My first setup (cutting the cord in 2013) was an Xtreme Signal 8 bay bowtie antenna where you could aim 4 of the bays in one direction and the other 4 in the other direction. For me this turned out to be insufficient. I then purchased a second 8 bay antenna so I could aim 8 bays each in each direction. This worked great. Even worked pretty good for high VHF. The main obstructions for me are trees, lots of trees.

I eventually installed 2 Televes long range mix antennas so I had a better chance with VHF. It was a good decision. But even with these two excellent antennas I can have days where the tree’s leaves and/or the atmospheric conditions can scatter TV signals and a complete channel can be absent. And when this happens it’s pretty much equal between the Tablo and the TV’s tuners.

To start, I’d disconnect the antenna from the tv tempoarily. This will allow you to trouble shoot antenna position and filter combination that best suits your Tablo.

Why connect antenna to the tv? Does weather or internet access interfere with the Tablo thst often?

How do you manage to orient the antenna in two different directions?

Just some suggestions to help with your troubleshooting.

I haven’t seen anything in a post to indicate if the pixelation is across the spectrum on most chans or just a few chans.

You can purchase the AntennaMan signal meter or the HomeWorx model. These models only give basic information on signal, but at least its real-time. There are YouTube videos on how these work.

Or, you could opt for the Winegard Preamplifier and Channel Finder. It all depends on what you need or want to use.

It would be good if others would chime in with their thoughts on a good signal meter. I use mine mainly for making sure my antenna is pointed in the best direction for optimal reception.

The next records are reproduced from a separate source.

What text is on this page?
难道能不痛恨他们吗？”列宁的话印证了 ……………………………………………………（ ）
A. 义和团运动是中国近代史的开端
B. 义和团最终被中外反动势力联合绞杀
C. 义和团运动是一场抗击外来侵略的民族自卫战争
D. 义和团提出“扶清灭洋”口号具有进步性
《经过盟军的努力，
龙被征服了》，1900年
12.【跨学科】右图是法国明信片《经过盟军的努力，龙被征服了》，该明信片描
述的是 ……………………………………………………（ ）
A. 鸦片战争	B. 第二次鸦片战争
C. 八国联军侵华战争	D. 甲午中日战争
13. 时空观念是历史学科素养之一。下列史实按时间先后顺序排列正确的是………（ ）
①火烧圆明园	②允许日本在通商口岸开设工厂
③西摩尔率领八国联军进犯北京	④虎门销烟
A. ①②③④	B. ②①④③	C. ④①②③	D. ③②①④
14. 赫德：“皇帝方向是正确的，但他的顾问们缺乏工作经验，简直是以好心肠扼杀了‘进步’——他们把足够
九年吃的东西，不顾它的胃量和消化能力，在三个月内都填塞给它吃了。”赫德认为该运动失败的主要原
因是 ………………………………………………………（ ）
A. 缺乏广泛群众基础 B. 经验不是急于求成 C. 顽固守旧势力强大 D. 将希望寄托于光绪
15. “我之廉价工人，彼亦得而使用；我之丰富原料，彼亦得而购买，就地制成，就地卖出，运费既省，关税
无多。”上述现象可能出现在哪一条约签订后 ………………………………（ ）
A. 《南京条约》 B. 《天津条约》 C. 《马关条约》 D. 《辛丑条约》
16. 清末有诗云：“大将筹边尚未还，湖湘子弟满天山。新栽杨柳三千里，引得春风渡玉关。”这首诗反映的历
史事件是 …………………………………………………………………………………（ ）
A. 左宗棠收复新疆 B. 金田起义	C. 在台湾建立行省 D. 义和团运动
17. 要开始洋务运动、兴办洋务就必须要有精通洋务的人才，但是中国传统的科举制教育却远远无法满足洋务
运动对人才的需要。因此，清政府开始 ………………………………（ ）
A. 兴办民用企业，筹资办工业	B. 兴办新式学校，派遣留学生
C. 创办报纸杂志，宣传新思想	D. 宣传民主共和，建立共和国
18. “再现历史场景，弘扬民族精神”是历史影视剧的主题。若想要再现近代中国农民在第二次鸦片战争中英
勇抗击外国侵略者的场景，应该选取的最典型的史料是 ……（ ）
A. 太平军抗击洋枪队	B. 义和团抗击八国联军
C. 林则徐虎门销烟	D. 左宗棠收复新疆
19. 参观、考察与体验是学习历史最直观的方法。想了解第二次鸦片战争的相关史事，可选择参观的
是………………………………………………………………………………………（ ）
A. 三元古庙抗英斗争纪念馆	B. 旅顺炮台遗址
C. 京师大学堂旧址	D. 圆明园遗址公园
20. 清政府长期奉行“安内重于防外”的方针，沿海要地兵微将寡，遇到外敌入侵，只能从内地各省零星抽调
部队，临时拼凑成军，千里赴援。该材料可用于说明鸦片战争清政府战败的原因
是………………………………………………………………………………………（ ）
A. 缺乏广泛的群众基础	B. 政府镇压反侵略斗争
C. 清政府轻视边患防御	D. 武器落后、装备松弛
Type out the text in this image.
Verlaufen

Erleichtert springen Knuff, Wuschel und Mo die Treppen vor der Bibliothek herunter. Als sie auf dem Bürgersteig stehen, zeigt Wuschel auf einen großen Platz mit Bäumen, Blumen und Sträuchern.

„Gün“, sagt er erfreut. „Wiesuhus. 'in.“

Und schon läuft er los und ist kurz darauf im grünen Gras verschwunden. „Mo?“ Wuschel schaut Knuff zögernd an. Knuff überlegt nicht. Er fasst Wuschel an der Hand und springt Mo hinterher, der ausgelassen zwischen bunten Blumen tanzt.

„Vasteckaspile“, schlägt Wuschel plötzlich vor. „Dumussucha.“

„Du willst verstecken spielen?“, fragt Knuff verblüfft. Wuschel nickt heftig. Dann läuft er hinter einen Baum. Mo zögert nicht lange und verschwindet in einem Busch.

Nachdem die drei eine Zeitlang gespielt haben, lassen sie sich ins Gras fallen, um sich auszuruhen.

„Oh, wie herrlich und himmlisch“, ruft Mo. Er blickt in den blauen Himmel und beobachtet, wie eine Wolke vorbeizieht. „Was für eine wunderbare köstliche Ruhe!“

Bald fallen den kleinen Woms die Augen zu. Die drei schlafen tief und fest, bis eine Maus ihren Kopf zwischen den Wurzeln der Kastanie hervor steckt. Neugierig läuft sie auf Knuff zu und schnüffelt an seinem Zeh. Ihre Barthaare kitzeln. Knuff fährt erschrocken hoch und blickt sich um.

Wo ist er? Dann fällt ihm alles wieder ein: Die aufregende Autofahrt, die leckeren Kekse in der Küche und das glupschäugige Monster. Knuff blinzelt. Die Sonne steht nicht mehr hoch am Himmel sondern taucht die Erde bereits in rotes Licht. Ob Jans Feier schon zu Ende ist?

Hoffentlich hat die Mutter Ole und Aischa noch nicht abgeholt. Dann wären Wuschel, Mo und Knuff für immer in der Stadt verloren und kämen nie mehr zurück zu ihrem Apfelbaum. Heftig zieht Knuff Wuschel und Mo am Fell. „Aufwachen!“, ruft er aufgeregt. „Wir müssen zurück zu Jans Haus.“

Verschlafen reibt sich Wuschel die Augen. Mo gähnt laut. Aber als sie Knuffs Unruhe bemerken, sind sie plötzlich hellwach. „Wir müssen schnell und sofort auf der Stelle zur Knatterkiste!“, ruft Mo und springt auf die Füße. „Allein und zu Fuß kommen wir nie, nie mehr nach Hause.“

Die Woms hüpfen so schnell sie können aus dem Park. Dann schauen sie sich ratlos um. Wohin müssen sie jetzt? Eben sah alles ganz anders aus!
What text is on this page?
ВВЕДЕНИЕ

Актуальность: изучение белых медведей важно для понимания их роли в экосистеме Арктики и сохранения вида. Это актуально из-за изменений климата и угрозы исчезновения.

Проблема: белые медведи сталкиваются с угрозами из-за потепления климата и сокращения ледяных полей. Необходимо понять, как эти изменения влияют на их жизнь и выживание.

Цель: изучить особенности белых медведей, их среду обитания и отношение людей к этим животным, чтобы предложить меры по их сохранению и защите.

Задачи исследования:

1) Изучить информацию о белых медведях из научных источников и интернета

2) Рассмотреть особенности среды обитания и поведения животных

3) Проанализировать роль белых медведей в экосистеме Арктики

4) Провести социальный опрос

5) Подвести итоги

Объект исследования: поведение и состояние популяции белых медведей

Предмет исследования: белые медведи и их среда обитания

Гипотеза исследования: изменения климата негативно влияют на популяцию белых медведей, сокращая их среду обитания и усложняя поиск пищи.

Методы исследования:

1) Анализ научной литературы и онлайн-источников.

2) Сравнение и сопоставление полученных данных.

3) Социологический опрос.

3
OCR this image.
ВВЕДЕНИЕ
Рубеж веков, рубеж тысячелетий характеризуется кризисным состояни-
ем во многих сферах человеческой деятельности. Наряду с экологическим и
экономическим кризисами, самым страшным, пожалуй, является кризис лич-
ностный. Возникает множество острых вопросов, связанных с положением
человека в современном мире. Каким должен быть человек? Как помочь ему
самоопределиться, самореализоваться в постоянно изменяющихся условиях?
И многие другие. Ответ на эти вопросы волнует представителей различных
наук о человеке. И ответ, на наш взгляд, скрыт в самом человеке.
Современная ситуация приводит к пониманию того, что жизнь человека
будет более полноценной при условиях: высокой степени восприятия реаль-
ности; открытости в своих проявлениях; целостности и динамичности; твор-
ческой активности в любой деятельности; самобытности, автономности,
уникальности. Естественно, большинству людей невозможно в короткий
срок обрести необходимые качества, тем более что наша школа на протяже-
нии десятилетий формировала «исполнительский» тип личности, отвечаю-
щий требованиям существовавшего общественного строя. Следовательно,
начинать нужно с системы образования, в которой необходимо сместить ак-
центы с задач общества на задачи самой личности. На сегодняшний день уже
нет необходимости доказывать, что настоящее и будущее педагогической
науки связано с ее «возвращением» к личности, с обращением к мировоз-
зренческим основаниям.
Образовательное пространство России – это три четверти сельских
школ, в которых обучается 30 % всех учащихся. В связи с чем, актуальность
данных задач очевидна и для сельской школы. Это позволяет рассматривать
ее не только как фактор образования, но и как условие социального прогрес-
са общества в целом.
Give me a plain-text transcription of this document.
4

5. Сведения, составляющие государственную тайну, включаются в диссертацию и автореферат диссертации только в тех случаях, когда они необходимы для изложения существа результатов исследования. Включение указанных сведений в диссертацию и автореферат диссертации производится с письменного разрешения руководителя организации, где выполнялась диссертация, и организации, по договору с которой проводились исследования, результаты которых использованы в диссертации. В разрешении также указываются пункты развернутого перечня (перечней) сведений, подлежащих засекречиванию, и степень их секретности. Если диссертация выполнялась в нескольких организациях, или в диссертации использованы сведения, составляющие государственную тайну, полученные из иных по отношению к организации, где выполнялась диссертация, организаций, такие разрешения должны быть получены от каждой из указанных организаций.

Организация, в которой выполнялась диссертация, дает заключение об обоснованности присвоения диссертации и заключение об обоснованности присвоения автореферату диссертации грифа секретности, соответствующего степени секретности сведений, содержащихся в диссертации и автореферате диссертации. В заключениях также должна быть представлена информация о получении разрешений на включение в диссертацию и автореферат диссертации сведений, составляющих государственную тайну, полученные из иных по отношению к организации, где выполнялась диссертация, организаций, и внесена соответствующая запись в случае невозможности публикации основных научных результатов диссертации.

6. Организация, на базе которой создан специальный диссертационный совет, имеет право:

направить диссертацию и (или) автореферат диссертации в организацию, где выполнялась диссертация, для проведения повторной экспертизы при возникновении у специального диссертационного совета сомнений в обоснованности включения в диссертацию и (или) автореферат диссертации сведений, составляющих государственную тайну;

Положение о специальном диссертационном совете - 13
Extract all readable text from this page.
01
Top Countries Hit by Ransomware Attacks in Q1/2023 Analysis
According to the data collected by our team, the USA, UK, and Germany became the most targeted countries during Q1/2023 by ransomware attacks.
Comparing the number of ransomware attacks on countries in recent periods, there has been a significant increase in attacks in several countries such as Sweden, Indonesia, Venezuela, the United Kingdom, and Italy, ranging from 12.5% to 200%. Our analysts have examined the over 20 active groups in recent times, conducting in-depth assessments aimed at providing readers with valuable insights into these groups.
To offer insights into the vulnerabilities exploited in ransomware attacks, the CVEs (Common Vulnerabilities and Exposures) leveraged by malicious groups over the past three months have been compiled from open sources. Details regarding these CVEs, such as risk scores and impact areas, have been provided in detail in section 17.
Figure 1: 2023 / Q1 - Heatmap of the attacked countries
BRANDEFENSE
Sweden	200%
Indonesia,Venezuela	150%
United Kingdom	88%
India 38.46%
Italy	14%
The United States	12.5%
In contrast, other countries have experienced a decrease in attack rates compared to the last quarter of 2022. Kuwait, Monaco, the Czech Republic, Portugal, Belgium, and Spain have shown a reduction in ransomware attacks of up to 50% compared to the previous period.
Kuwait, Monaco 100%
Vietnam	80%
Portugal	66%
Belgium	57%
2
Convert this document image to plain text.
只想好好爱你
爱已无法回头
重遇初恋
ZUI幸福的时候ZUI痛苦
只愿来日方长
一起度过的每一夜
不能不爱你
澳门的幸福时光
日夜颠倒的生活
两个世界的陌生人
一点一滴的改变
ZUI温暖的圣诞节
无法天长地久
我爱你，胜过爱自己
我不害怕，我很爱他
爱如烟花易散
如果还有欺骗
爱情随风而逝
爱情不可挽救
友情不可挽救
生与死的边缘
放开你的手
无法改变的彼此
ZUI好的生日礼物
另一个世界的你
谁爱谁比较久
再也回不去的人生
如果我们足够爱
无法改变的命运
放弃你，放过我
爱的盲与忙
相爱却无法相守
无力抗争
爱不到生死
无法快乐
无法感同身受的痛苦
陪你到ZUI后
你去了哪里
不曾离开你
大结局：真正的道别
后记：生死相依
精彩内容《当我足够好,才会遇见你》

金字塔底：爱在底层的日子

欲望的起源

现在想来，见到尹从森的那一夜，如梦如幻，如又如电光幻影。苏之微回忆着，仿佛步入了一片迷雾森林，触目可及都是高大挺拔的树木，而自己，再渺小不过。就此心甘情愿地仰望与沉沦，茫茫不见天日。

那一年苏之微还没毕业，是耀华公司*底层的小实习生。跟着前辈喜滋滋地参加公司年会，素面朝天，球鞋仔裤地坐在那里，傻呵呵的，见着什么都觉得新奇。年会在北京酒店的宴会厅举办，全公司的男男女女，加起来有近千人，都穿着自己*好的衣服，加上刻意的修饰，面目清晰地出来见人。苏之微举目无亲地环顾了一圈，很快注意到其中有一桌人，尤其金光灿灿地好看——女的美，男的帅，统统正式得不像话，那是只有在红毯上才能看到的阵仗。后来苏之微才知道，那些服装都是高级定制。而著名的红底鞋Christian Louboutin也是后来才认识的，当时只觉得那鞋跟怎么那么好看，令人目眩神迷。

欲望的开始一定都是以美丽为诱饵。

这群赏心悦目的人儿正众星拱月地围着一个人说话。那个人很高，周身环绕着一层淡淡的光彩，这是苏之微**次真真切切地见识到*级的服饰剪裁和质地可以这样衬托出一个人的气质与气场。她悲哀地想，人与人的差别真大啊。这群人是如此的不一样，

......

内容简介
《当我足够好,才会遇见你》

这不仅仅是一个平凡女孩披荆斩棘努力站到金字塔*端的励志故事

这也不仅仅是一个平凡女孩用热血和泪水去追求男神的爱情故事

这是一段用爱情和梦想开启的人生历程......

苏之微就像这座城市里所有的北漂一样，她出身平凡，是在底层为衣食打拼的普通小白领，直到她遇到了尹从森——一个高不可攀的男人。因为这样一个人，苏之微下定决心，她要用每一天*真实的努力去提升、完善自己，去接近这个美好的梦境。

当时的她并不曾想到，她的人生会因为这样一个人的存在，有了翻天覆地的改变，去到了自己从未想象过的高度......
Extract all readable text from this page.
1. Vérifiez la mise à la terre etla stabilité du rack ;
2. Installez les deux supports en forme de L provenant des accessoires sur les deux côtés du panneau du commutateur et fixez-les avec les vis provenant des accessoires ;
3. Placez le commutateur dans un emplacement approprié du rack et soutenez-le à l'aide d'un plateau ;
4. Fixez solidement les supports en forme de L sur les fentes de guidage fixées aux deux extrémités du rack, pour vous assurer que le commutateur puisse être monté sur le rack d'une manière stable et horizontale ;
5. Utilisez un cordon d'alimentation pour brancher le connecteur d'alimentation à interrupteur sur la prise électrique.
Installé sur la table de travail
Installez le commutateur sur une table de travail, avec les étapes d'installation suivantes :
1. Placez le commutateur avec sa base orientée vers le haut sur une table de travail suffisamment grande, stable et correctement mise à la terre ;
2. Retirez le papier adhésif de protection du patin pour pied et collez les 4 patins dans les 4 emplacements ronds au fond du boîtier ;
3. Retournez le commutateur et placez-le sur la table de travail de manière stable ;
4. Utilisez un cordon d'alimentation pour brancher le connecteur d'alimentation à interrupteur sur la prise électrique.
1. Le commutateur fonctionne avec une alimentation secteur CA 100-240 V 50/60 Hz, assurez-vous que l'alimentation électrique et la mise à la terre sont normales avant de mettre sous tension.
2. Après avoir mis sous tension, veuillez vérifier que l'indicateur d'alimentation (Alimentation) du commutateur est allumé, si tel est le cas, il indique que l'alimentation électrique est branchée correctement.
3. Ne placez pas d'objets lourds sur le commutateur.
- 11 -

I found a remarkable deal on an HD Homerun tuner at a local computer store (Flex Quarto for $16) and paired it with the Signal GH app ($2.99) on my iPhone. The app provides real-time simultaneous signal strength for multiple tuners so it’s ideal if on a roof pointing an antenna. Unfortunately the Signal GH app works with only an iPhone and an HDHR tuner. But, as in my case, it can be an inexpensive signal meter if one has all the pieces.

I use this one:

Obviously a bit expensive, but it works well to provide multi-RF channel scans for both true RF signal strength and calculated RF signal-to-noise ratios (based on error rates). It actually tunes each RF channel as it scans.

The truth is, getting something more than a few colored dots, or a subjective percentage scale, or whatever provides more “scientific” detail about what’s going on, is also more expensive. Televes has a really nice portable spectrum analyzer, but it is above $1,000 even in its most basic configuration.

https://www.tequipment.net/Televes/H30-Evolution-Base/Spectrum-Analyzers/

It’s only with these more expensive tools (and the knowledge to use them) that you can truly see what’s going on in the RF spectrum, and perhaps where the problem areas might be. Certainly not practical for the average consumer “single use” case.

The “best meter” for the average consumer is their TV (or Tablo). If it works well (at least most of the time), you’re good. If it’s unreliable, go for better signal capture right at the source first (eg the antenna). A stronger signal with (importantly) lower s/n ratio will cure most reception woes every time.